Quase nenhum dos deuses vivos sabia como era o mundo antes da Grande Guerra ou o que existia antes das fadas: Asteria, da escuridão, e Eos, da luz. Elas eram tudo o que restava daquela era passada, uma era dourada que terminou em trevas. As fadas criaram o início de tudo o que ainda existia hoje, a partir de uma história que ninguém podia verificar. Uma história de sangue e na qual quase nada sobreviveu. Uma história que viu o mundo ser deixado em cinzas e podridão.

Embora quase ninguém soubesse a verdade do que aconteceu naqueles dias esquecidos, as fadas compartilharam o conto uma ou duas vezes, e ele foi passado de boca em boca dessa forma. O que era comumente conhecido era o seguinte: no mundo antigo, havia criaturas primordiais com divindade tão poderosa quanto as próprias fadas. Criaturas como a essência da terra, do céu, da lua e de todos os elementos. Também havia monstros, grandes e temíveis bestas de poder insondável e sede de sangue. O primeiro grupo de criaturas não tinha desejo de governar o mundo, existindo principalmente sem corpos ou pensamentos, e o segundo grupo buscava apenas o caos e a destruição. Então, Asteria e Eos decidiram governar tudo.

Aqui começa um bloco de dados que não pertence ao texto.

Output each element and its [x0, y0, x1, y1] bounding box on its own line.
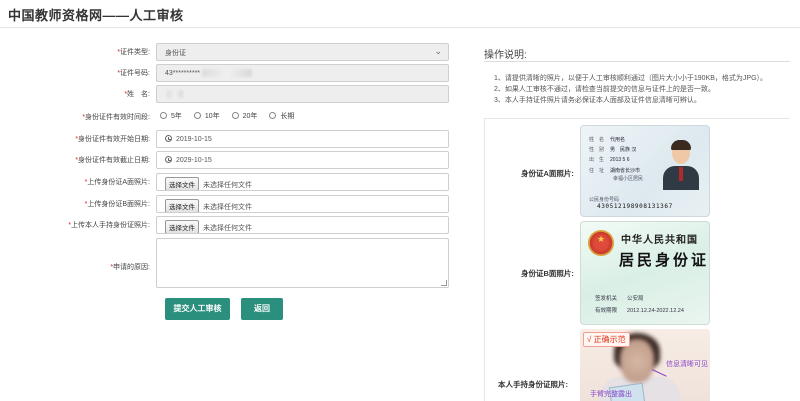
samples-divider [484, 118, 790, 119]
card-country: 中华人民共和国 [621, 235, 698, 246]
upload-back-field: 选择文件 未选择任何文件 [156, 195, 449, 213]
id-type-label: *证件类型: [117, 49, 150, 56]
radio-long-term[interactable]: 长期 [269, 111, 294, 121]
annotation-line [651, 369, 667, 377]
info-clear-note: 信息清晰可见 [666, 361, 708, 368]
file-status: 未选择任何文件 [203, 204, 252, 211]
radio-icon [231, 112, 239, 119]
instructions-divider [484, 61, 790, 62]
card-address-row: 住 址湖南省长沙市 [589, 168, 641, 174]
file-status: 未选择任何文件 [203, 225, 252, 232]
instructions-list: 1、请提供清晰的照片，以便于人工审核顺利通过（图片大小小于190KB，格式为JP… [494, 73, 794, 106]
submit-review-button[interactable]: 提交人工审核 [165, 298, 230, 320]
reason-label: *申请的原因: [110, 264, 150, 271]
choose-file-button[interactable]: 选择文件 [165, 220, 199, 233]
name-field [156, 85, 449, 103]
form-row-name: *姓 名: [0, 85, 455, 105]
radio-20-years[interactable]: 20年 [231, 111, 257, 121]
chevron-down-icon: ⌄ [434, 46, 442, 56]
start-date-input[interactable]: 2019-10-15 [156, 130, 449, 148]
portrait-icon [663, 140, 699, 190]
back-button[interactable]: 返回 [241, 298, 283, 320]
end-date-label: *身份证件有效截止日期: [75, 157, 150, 164]
samples-left-border [484, 119, 485, 401]
card-birth-row: 出 生 2013 5 6 [589, 157, 630, 163]
card-name-row: 姓 名代用名 [589, 137, 626, 143]
card-address-row-2: 幸福小区居民 [613, 176, 644, 182]
upload-front-label: *上传身份证A面照片: [84, 179, 150, 186]
form-row-upload-hand: *上传本人手持身份证照片: 选择文件 未选择任何文件 [0, 216, 455, 236]
title-divider [0, 27, 800, 28]
radio-icon [160, 112, 167, 119]
upload-back-label: *上传身份证B面照片: [84, 201, 150, 208]
card-id-key: 公民身份号码 [589, 197, 620, 203]
instruction-item: 3、本人手持证件照片请务必保证本人面部及证件信息清晰可辨认。 [494, 97, 701, 104]
arm-visible-note: 手臂完整露出 [590, 391, 632, 398]
form-row-id-number: *证件号码: 43********** [0, 64, 455, 84]
back-photo-label: 身份证B面照片: [521, 269, 574, 278]
radio-5-years[interactable]: 5年 [160, 111, 182, 121]
choose-file-button[interactable]: 选择文件 [165, 177, 199, 190]
correct-example-tag: √ 正确示范 [583, 332, 630, 347]
national-emblem-icon: ★ [588, 230, 614, 256]
end-date-input[interactable]: 2029-10-15 [156, 151, 449, 169]
card-id-number: 430512198908131367 [597, 203, 673, 210]
start-date-label: *身份证件有效开始日期: [75, 136, 150, 143]
id-card-back-sample: ★ 中华人民共和国 居民身份证 签发机关 公安局 有效期限 2012.12.24-2… [580, 221, 710, 325]
front-photo-label: 身份证A面照片: [521, 169, 574, 178]
hand-photo-label: 本人手持身份证照片: [498, 380, 568, 389]
radio-icon [269, 112, 277, 119]
id-number-label: *证件号码: [117, 70, 150, 77]
card-gender-row: 性 别男 民族 汉 [589, 147, 637, 153]
clock-icon [165, 156, 172, 163]
resize-grip-icon[interactable] [441, 280, 447, 286]
id-type-select[interactable]: 身份证 ⌄ [156, 43, 449, 61]
choose-file-button[interactable]: 选择文件 [165, 199, 199, 212]
id-card-front-sample: 姓 名代用名 性 别男 民族 汉 出 生 2013 5 6 住 址湖南省长沙市 幸… [580, 125, 710, 217]
clock-icon [165, 135, 172, 142]
form-row-validity: *身份证件有效时间段: 5年 10年 20年 长期 [0, 108, 455, 128]
validity-radio-group: 5年 10年 20年 长期 [160, 111, 304, 121]
masked-name [167, 90, 183, 98]
id-type-value: 身份证 [165, 50, 186, 57]
instruction-item: 1、请提供清晰的照片，以便于人工审核顺利通过（图片大小小于190KB，格式为JP… [494, 75, 768, 82]
handheld-id-photo-sample: √ 正确示范 信息清晰可见 手臂完整露出 [580, 329, 710, 401]
validity-label: *身份证件有效时间段: [82, 114, 150, 121]
upload-hand-label: *上传本人手持身份证照片: [68, 222, 150, 229]
instructions-title: 操作说明: [484, 50, 527, 61]
reason-textarea[interactable] [156, 238, 449, 288]
id-number-field: 43********** [156, 64, 449, 82]
name-label: *姓 名: [124, 91, 150, 98]
form-row-upload-back: *上传身份证B面照片: 选择文件 未选择任何文件 [0, 195, 455, 215]
card-issuer-row: 签发机关 公安局 [595, 296, 644, 302]
upload-front-field: 选择文件 未选择任何文件 [156, 173, 449, 191]
instruction-item: 2、如果人工审核不通过，请检查当前提交的信息与证件上的是否一致。 [494, 86, 715, 93]
upload-hand-field: 选择文件 未选择任何文件 [156, 216, 449, 234]
form-row-start-date: *身份证件有效开始日期: 2019-10-15 [0, 130, 455, 150]
page-title: 中国教师资格网——人工审核 [8, 8, 184, 23]
card-valid-row: 有效期限 2012.12.24-2022.12.24 [595, 308, 684, 314]
form-row-end-date: *身份证件有效截止日期: 2029-10-15 [0, 151, 455, 171]
form-row-upload-front: *上传身份证A面照片: 选择文件 未选择任何文件 [0, 173, 455, 193]
form-row-id-type: *证件类型: 身份证 ⌄ [0, 43, 455, 63]
card-title: 居民身份证 [619, 252, 710, 269]
masked-id-number [202, 69, 253, 77]
radio-10-years[interactable]: 10年 [193, 111, 220, 121]
id-number-value: 43********** [165, 69, 201, 77]
radio-icon [193, 112, 201, 119]
file-status: 未选择任何文件 [203, 182, 252, 189]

Os primeiros seres que as fadas criaram foram os Titãs, uma raça gigante e sedenta por guerra, criada de pedra e Ícor. Eles viviam apenas para lutar, fornicar e servir. Seu poder bruto esmagava qualquer oposição que se movesse contra as fadas. E com seu propósito solidificado, os Titãs foram os súditos mais leais das fadas, verdadeiros e destemidos enquanto guardavam suas rainhas no governo do mundo. Muitas criaturas primordiais e monstros caíram para o exército dos Titãs naqueles dias.

A terra era tão próspera sem tantos monstros que as fadas moldaram humanos de barro para trabalhar nos campos e fabricar bens. Eles eram felizes vivendo uma vida de subjugação, servindo suas fadas e os Titãs imortais. Alguns até se acasalavam com os Titãs e criavam mestiços. E nisso havia uma ordem divina e uma paz duradoura. Todos respeitavam a hierarquia de poder. Fadas no topo, Titãs no meio e humanos na base.

Mas quando as fadas se entediaram e começaram a criar novamente, os seres que fizeram eram poderosos, quase na mesma medida que os Titãs. Esses novos seres seriam conhecidos como deuses. Os Titãs ficaram ressentidos com os dons que as fadas concederam a esses deuses, porque era mais do que força bruta. Eles podiam manipular elementos e lançar feitiços, podiam invocar poder de luz ou escuridão à vontade.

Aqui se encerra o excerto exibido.